The good news is that there is quality hay available to buy. “It’s just that they want premium prices for it,” Siltanen said.

Mark Harth, a dairy farmer at Hinckley in northeast Minnesota, who is a regular buyer at Mid-American, is actually buying less hay this year because of the higher prices. His hay crop was short last summer but he is feeding some two-year old hay he still had on hand.

When shopping for hay, he said he looks for “nothing less than 170 on the feed value and, honestly, nothing less than 22 on the protein,” he said.

Mark Harth of Hinckley, Minnesota, looks at a card with information about the load of hay he just bought at auction at Sauk Centre, Minnesota, on March 3, 2022.
Mark Harth of Hinckley, Minnesota, looks at information about the load of hay he just bought at auction at Sauk Centre, Minnesota, on March 3, 2022.
Jeff Beach / Agweek

He said usually there would only be five or 10 loads with the numbers he is looking for but at the Feb. 17 sale “there must have been 30 loads that tested that high.”

“It’s unheard of to have numbers like what they’ve had the last couple sales and to have that much,” Harth said.

A card displays information about a load of hay for sale at Mid-American Auction in Sauk Centre, Minnesota, on March 3, 2022.
A card displays information about a load of hay for sale at Mid-American Auction in Sauk Centre, Minnesota, on March 3, 2022.
Jeff Beach / Agweek

Some farmers have been trying to get through the winter with some lower quality feed, but Bell said this is the time of year when having good quality feed matters most for his cattle.

“They get pretty finicky when it starts getting warm out,” Bell said. “And we’re getting closer to calving and the cows will be producing some milk and feeding their babies … It’s pretty important to have some good hay to give that cow nutrition.”

One thing that may be tempering demand is that some farmers, especially older ones considering retirement anyway, sold off cows as the drought intensified.

“There’s been massive liquidations in our area where guys sold whole herds of cows,” Bell said. “They’re gone.”

Matt Gunderson hauls hay from his family’s farm near Raymond, Minnesota, about 60 miles north to Sauk Centre.

He said they got timely rains to produce a good hay crop. “A lot better than other parts of the state,” he said.

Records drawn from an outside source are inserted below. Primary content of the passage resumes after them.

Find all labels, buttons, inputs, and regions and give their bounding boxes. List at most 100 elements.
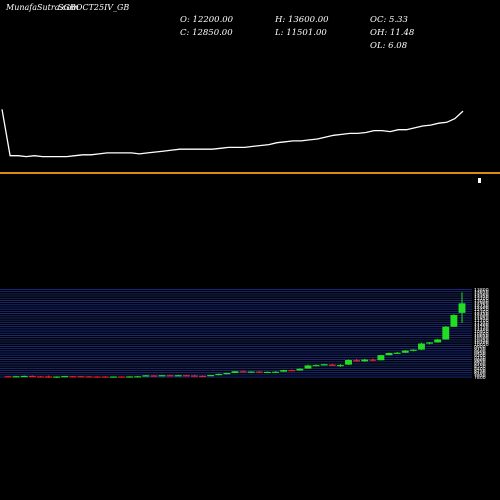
candle-body: [296, 368, 304, 371]
price-tick-label: 10650: [474, 333, 489, 339]
candle-body: [247, 371, 255, 373]
candle-body: [118, 376, 125, 378]
candle-body: [61, 376, 69, 378]
low-stat: L: 11501.00: [275, 28, 327, 38]
candle-body: [393, 352, 401, 354]
close-stat: C: 12850.00: [180, 28, 233, 38]
price-tick-label: 13800: [474, 287, 489, 293]
candle-body: [328, 364, 336, 366]
price-tick-label: 8400: [474, 366, 486, 372]
price-tick-label: 11850: [474, 316, 489, 322]
candle-body: [174, 375, 182, 377]
price-tick-label: 12000: [474, 314, 489, 320]
price-tick-label: 12900: [474, 301, 489, 307]
candle-body: [458, 303, 466, 313]
candle-body: [142, 375, 150, 377]
price-tick-label: 13500: [474, 292, 489, 298]
candle-body: [231, 371, 239, 373]
site-label: MunafaSutra.com: [6, 3, 79, 12]
price-tick-label: 11250: [474, 325, 489, 331]
price-tick-label: 13050: [474, 298, 489, 304]
oc-stat: OC: 5.33: [370, 15, 408, 25]
price-grid: [0, 289, 472, 378]
candle-body: [28, 375, 36, 378]
candle-body: [426, 342, 434, 344]
candle-body: [53, 376, 61, 378]
candle-body: [361, 359, 369, 362]
candle-body: [263, 371, 271, 374]
volume-line: [1, 109, 464, 158]
symbol-label: SGBOCT25IV_GB: [58, 3, 130, 12]
candle-body: [4, 376, 12, 378]
candle-body: [36, 376, 44, 378]
candle-body: [134, 376, 142, 378]
candle-body: [434, 339, 442, 343]
candle-body: [336, 365, 344, 367]
candle-body: [239, 371, 247, 373]
price-tick-label: 10200: [474, 340, 489, 346]
price-tick-label: 10500: [474, 336, 489, 342]
price-tick-label: 12150: [474, 312, 489, 318]
candle-body: [158, 375, 166, 377]
price-tick-label: 8850: [474, 360, 486, 366]
candle-body: [93, 376, 101, 378]
volume-pane: [1, 109, 464, 158]
price-tick-label: 10350: [474, 338, 489, 344]
price-tick-label: 12450: [474, 307, 489, 313]
candle-body: [255, 371, 263, 373]
ol-stat: OL: 6.08: [370, 41, 408, 51]
candle-body: [20, 375, 28, 378]
price-tick-label: 9150: [474, 355, 486, 361]
candle-body: [418, 343, 425, 350]
price-tick-label: 9750: [474, 347, 486, 353]
candle-body: [12, 376, 20, 378]
price-tick-label: 11100: [474, 327, 489, 333]
candle-body: [409, 349, 417, 351]
candle-body: [353, 360, 361, 362]
candle-body: [272, 371, 279, 373]
candle-body: [77, 376, 85, 378]
price-tick-label: 12750: [474, 303, 489, 309]
price-tick-label: 7800: [474, 375, 486, 381]
price-tick-label: 12300: [474, 309, 489, 315]
candle-body: [109, 376, 117, 378]
price-tick-label: 10050: [474, 342, 489, 348]
candle-body: [288, 370, 296, 372]
candle-body: [85, 376, 93, 378]
candle-body: [199, 375, 207, 377]
price-tick-label: 10950: [474, 329, 489, 335]
price-tick-label: 8100: [474, 371, 486, 377]
candle-body: [442, 326, 450, 340]
oh-stat: OH: 11.48: [370, 28, 415, 38]
candles: [4, 292, 466, 378]
candle-body: [377, 355, 385, 361]
candle-body: [401, 350, 409, 353]
candle-body: [45, 376, 52, 378]
candle-body: [304, 365, 312, 369]
candle-body: [345, 359, 352, 365]
candle-body: [101, 376, 109, 378]
candle-body: [126, 376, 134, 378]
candle-body: [150, 375, 158, 377]
candle-body: [166, 375, 174, 377]
price-tick-label: 13200: [474, 296, 489, 302]
candle-body: [69, 376, 77, 378]
marker-icon: [478, 178, 481, 183]
candle-body: [182, 375, 190, 377]
price-tick-label: 8550: [474, 364, 486, 370]
price-tick-label: 11700: [474, 318, 489, 324]
price-tick-label: 11400: [474, 323, 489, 329]
price-tick-label: 8700: [474, 362, 486, 368]
price-tick-label: 13350: [474, 294, 489, 300]
price-tick-label: 9300: [474, 353, 486, 359]
candle-body: [320, 364, 328, 366]
price-tick-label: 13650: [474, 290, 489, 296]
price-tick-label: 7950: [474, 373, 486, 379]
price-tick-label: 9000: [474, 358, 486, 364]
price-tick-label: 9450: [474, 351, 486, 357]
candle-body: [280, 370, 288, 372]
candle-body: [385, 352, 393, 356]
price-tick-label: 8250: [474, 369, 486, 375]
candle-body: [369, 359, 377, 361]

His family has gotten out of dairy production, which used to use some hay on site. “Now everything just gets sold,” he said.

Some rains in September did provide some relief for pastures and some optimism going into spring.

And there will likely be some help for Minnesota livestock producers affected by the drought.

Both houses of the Minnesota legislature have passed a drought relief bill, but some differences between the two versions of the bill need to be worked out.